EvanR 2017-02-28 12:00:47
where lookups cant fail
johnw 2017-02-28 12:01:18
Squarism: you're thought is natural to dependently typed programming, btw
EvanR 2017-02-28 12:02:05
you can also use the type system to introduce a phantom type token that lets you use keys that are "smart" constructed along with the map, so no other keys will work
EvanR 2017-02-28 12:02:56
lookup :: k p -> Map p k a -> a
Squarism 2017-02-28 12:05:07
EvanR, oh ok. Nice to know.
EvanR 2017-02-28 12:06:05
to do it like ST, youd need a wrapper that runs your whole program in a lambda that is given the p
EvanR 2017-02-28 12:06:06
or has the p in the type
Squarism 2017-02-28 12:07:11
Maybe its a pointless bother about - it just strikes me as repeated source of irritation
EvanR 2017-02-28 12:08:04
yeah the more you become aware of these potential sources of error the more you get sucked into trying to make the system prove it impossible
EvanR 2017-02-28 12:08:08
it can get out of hand
Tuplanolla 2017-02-28 12:08:31
The first step is admitting you have a thinking problem.
johnw 2017-02-28 12:09:02
in a language like Agda, when you have a value of type "is element of list xs", it comes with a proof of how that element is a member of xs. For the map case, you'd want a constructor that shows that the map to which your key is a member, was created by inserting the asociated value at that key. This is a bit trickier to work with in Haskell, but there are ways.
fiddlerwoaroof 2017-02-28 12:11:35
Does anyone here have any recommendations for learning about the architecture of functional applications?
drostie 2017-02-28 12:13:09
My architecture for functional applications: open text file with GHCi console in Kate. Type things into GHCi until something seems to work. Paste into the text file, save. Repeat.
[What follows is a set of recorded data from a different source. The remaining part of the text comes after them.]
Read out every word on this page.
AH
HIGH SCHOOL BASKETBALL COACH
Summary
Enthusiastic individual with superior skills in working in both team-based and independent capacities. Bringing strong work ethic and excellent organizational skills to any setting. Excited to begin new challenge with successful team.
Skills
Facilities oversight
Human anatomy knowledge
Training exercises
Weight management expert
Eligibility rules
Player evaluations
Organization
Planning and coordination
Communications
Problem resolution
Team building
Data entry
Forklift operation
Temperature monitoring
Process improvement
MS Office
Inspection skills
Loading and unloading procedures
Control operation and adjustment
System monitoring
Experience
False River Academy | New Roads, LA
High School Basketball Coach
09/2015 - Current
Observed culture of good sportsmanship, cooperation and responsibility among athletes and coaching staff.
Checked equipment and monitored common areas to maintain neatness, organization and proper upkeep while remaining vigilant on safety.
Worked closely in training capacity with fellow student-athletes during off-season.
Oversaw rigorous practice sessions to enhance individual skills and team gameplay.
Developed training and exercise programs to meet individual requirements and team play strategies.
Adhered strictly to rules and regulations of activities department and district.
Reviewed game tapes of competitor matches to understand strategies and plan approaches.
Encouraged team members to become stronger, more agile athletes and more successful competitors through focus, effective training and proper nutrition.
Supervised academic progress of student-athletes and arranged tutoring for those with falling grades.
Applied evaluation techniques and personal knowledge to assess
fiddlerwoaroof 2017-02-28 12:13:52
But, what do you think about when it comes to organizing code and choosing your abstractions?
fiddlerwoaroof 2017-02-28 12:14:04
That is, currently, more or less my process
drostie 2017-02-28 12:14:08
Results in bottom-up design which is a bit of a mess at the higher-levels but has a bunch of small functions that each get some distance towards the goal.
EvanR 2017-02-28 12:14:38
for separate sections of the program, you can use a record-of-functions(or-other-things) to specify a java-like interface
EvanR 2017-02-28 12:15:09
a value of that type is the implementation, and you can have multiple versions of the same interface (ex. for testing)
EvanR 2017-02-28 12:15:46
within each implementation you could use regular functional programming
drostie 2017-02-28 12:16:14
I mean I view abstraction choice as something for later, mostly. Occasionally I will do programming by wishful thinking where I will say, "okay, I am just going to let myself write stub functions `foo = undefined; bar = undefined; baz = undefined`, if I could cook up any functions I wanted, how would this program actually look?" -- and that comes with a bit more organization.
drostie 2017-02-28 12:17:09
Because after the main body is complete and you give the undefineds type signatures and everything typechecks, you usually start to get into more-abstract types.
EvanR 2017-02-28 12:17:25
rather than undefineds you can use holes
EvanR 2017-02-28 12:17:49
since i find it annoying to find the undefines later
drostie 2017-02-28 12:18:34
But ironically my limited experience with Haskell has been a surprising amount of *not* abstracting. It's more been that everyone else has abstracted stuff for me.
drostie 2017-02-28 12:18:51
Then again I've never published a library like lens or HXT.
Tuplanolla 2017-02-28 12:41:39
I draw lots of GraphViz diagrams (mostly data flow) and split modules with lots of imports into modules with less imports (adding type parameters as I go), drostie.
Tuplanolla 2017-02-28 12:41:56
Then architecture just happens.
Tuplanolla 2017-02-28 12:44:36
If I consciously reserve time to design an architecture, I'll just end up with lens-but-useless.